Tuan, a doctor of biochemistry and cell biology, and Ulici have investigated the process, which focused attention on the histone deactetylase enzymes, or HDAC.
Injury to the joint activates certain genes to produce known inflammatory factors, which increase the activity of degradative enzymes. Genes activated by injury can be bad ones, initiating a vicious cycle of enzyme degradation that causes fibrillation on the cartilage surface while chewing up cartilage.
The studies involving cow tissues show that injured cartilage appears to generate increased levels of HDAC enzymes, raising the specter that they play a key role in activating the changes leading to cartilage damage. But a pharmaceutical agent that inhibits HDAC, already being tested as a treatment for lymphoma, slows down the degradation of cartilage, the Pitt team has found.

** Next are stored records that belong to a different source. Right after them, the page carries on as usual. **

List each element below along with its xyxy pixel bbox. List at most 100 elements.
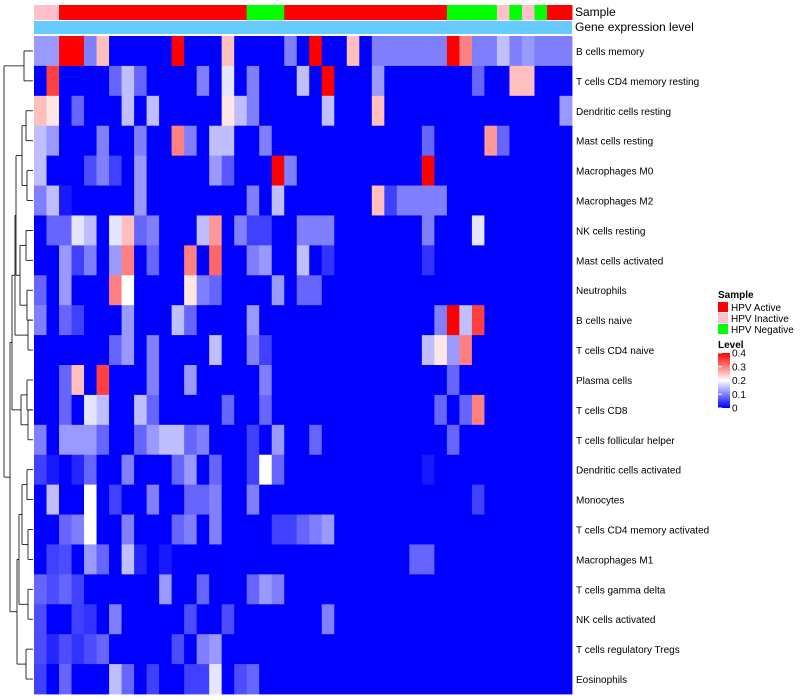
heatmap-cell: [246, 604, 260, 635]
heatmap-cell: [146, 365, 160, 396]
heatmap-cell: [496, 365, 510, 396]
heatmap-cell: [396, 574, 410, 605]
sample-annotation-cell: [496, 5, 510, 20]
heatmap-cell: [534, 664, 548, 695]
heatmap-cell: [446, 484, 460, 515]
heatmap-cell: [196, 65, 210, 97]
heatmap-cell: [384, 544, 398, 575]
heatmap-cell: [246, 514, 260, 545]
heatmap-cell: [359, 36, 373, 67]
heatmap-cell: [284, 185, 298, 216]
heatmap-cell: [521, 634, 535, 665]
heatmap-cell: [71, 36, 85, 67]
heatmap-cell: [96, 305, 110, 336]
heatmap-cell: [196, 574, 210, 605]
heatmap-cell: [334, 335, 348, 366]
heatmap-cell: [484, 424, 498, 456]
heatmap-cell: [109, 155, 122, 186]
heatmap-cell: [384, 245, 398, 276]
sample-annotation-cell: [471, 5, 485, 20]
heatmap-cell: [46, 365, 60, 396]
heatmap-cell: [171, 484, 185, 515]
heatmap-cell: [534, 155, 548, 186]
heatmap-cell: [171, 634, 185, 665]
heatmap-cell: [521, 275, 535, 306]
heatmap-cell: [159, 125, 173, 157]
heatmap-cell: [296, 155, 310, 186]
heatmap-cell: [409, 365, 423, 396]
heatmap-cell: [496, 454, 510, 486]
heatmap-cell: [471, 365, 485, 396]
heatmap-cell: [46, 424, 60, 456]
heatmap-cell: [334, 65, 348, 97]
heatmap-cell: [471, 484, 485, 515]
heatmap-cell: [359, 424, 373, 456]
heatmap-cell: [346, 245, 360, 276]
heatmap-cell: [284, 335, 298, 366]
heatmap-cell: [146, 215, 160, 246]
heatmap-cell: [259, 305, 273, 336]
heatmap-cell: [321, 95, 335, 127]
heatmap-cell: [546, 155, 560, 186]
heatmap-cell: [459, 574, 473, 605]
heatmap-cell: [484, 215, 498, 246]
heatmap-cell: [146, 65, 160, 97]
heatmap-cell: [109, 65, 122, 97]
heatmap-cell: [84, 155, 97, 186]
heatmap-cell: [546, 514, 560, 545]
heatmap-cell: [71, 604, 85, 635]
heatmap-cell: [484, 664, 498, 695]
heatmap-cell: [434, 544, 448, 575]
heatmap-cell: [359, 454, 373, 486]
heatmap-cell: [71, 305, 85, 336]
heatmap-cell: [334, 544, 348, 575]
heatmap-cell: [459, 65, 473, 97]
heatmap-cell: [359, 664, 373, 695]
heatmap-cell: [371, 514, 385, 545]
heatmap-cell: [546, 185, 560, 216]
heatmap-cell: [521, 604, 535, 635]
heatmap-cell: [71, 394, 85, 426]
heatmap-cell: [71, 95, 85, 127]
heatmap-cell: [34, 65, 47, 97]
heatmap-cell: [309, 125, 323, 157]
heatmap-cell: [434, 574, 448, 605]
heatmap-cell: [321, 125, 335, 157]
heatmap-cell: [34, 335, 47, 366]
heatmap-cell: [446, 36, 460, 67]
heatmap-cell: [184, 424, 198, 456]
sample-annotation-cell: [484, 5, 498, 20]
heatmap-cell: [46, 305, 60, 336]
heatmap-cell: [134, 394, 148, 426]
row-label: NK cells resting: [576, 226, 645, 237]
heatmap-cell: [359, 604, 373, 635]
heatmap-cell: [296, 275, 310, 306]
heatmap-cell: [259, 36, 273, 67]
heatmap-cell: [246, 664, 260, 695]
heatmap-cell: [296, 484, 310, 515]
heatmap-cell: [284, 394, 298, 426]
heatmap-cell: [521, 484, 535, 515]
heatmap-cell: [459, 95, 473, 127]
heatmap-cell: [134, 215, 148, 246]
heatmap-cell: [84, 604, 97, 635]
heatmap-cell: [46, 604, 60, 635]
heatmap-cell: [134, 634, 148, 665]
heatmap-cell: [534, 454, 548, 486]
heatmap-cell: [96, 125, 110, 157]
heatmap-cell: [234, 424, 248, 456]
heatmap-cell: [121, 634, 135, 665]
heatmap-cell: [34, 424, 47, 456]
sample-annotation-cell: [46, 5, 60, 20]
heatmap-cell: [109, 544, 122, 575]
heatmap-cell: [509, 365, 523, 396]
heatmap-cell: [109, 36, 122, 67]
heatmap-cell: [121, 514, 135, 545]
heatmap-cell: [371, 335, 385, 366]
heatmap-cell: [446, 245, 460, 276]
heatmap-cell: [334, 634, 348, 665]
heatmap-cell: [309, 275, 323, 306]
heatmap-cell: [296, 454, 310, 486]
heatmap-cell: [259, 544, 273, 575]
heatmap-cell: [521, 574, 535, 605]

As such, it holds promise as a treatment, with the advantage of already being tested for safety in human clinical trials as a lymphoma treatment. It would take five or more years before any treatment is available, if all goes well with the research.
"Once we know the effects, we can stop them with treatment," said Ulici, a key figure in the series of studies. "If we can do that, we can prevent osteoarthritis and its changes in the tissue."

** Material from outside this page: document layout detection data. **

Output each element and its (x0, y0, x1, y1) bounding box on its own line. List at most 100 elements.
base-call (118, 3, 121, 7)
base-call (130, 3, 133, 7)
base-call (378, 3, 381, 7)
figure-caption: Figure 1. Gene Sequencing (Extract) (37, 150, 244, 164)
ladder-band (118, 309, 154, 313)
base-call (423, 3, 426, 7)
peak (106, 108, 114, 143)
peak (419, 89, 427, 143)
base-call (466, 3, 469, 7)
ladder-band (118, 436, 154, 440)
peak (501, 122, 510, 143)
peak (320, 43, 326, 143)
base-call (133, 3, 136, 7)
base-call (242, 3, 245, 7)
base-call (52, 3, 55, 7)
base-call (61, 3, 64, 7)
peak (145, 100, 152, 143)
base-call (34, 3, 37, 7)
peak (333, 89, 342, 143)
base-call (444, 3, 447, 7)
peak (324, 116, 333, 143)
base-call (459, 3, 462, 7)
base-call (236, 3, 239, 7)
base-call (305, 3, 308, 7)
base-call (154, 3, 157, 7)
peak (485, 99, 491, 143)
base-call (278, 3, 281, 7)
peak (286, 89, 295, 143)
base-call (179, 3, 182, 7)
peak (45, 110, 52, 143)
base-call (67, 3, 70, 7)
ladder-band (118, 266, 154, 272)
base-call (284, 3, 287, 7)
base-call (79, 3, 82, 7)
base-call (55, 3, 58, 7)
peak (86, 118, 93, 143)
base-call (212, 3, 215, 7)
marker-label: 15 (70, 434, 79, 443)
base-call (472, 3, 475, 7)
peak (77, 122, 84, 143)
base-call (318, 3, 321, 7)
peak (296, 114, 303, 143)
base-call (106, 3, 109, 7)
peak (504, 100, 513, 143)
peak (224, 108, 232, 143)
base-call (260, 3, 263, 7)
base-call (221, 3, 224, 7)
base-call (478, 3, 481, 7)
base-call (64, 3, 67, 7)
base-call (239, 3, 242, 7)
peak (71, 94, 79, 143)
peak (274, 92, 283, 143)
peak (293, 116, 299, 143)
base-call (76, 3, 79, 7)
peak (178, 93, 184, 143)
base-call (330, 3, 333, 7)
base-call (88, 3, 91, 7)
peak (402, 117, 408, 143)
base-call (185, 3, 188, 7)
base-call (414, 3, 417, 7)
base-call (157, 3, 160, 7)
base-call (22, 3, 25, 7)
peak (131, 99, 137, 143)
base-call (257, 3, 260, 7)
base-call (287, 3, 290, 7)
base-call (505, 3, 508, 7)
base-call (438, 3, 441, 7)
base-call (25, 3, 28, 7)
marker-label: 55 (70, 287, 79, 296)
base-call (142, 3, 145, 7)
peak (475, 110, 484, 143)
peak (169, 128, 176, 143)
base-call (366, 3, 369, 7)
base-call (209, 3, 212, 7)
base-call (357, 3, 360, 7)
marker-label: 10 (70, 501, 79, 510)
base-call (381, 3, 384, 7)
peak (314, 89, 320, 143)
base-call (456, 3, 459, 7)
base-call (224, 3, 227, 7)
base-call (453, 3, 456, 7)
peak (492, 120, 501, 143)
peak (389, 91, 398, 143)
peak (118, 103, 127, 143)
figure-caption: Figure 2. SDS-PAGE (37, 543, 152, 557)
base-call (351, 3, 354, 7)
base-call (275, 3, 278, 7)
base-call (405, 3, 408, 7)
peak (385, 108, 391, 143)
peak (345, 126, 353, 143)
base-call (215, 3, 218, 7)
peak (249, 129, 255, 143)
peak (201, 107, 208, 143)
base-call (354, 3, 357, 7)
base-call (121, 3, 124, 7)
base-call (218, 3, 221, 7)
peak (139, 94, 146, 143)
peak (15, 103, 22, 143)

While the pharmaceutical agent doesn't stop cartilage degradation, "we do see good improvement," Ulici said. "The inflammatory molecules are going down."
Osteoarthritis, the Arthritis Foundation website states, "leads to 632,000 joint replacements per year, with a total cost of $128 billion in 2012 for medical care and indirect expenses, including lost wages and productivity. One in two people will develop a form of arthritis in their lifetime."
It is distinct from rheumatoid arthritis, an autoimmune disease that causes chronic inflammation in flexible joints, with potential to lead to severe disability if left untreated. But it affects less than 1 percent of Americans.
The foundation said trends suggest that "half of all adults will develop symptomatic osteoarthritis of the knee at some point in their lives and the risk increases with obesity to two of every three obese adults."
Women older than 50 are more commonly affected by osteoarthritis than men, with it typically beginning after age 40.
But arthritis is a tough opponent. Ms. Thomas, as board member of the foundation's regional chapter, says people must work to stave off immobility by walking and exercising. She's trying to avoid another round of foot surgery. That's why the Pitt research is stirring optimism for her and the Arthritis Foundation.
"Replacing cartilage with extra good stuff would be fantastic," she said. "Oh, Lord, it's exciting. I can't wait."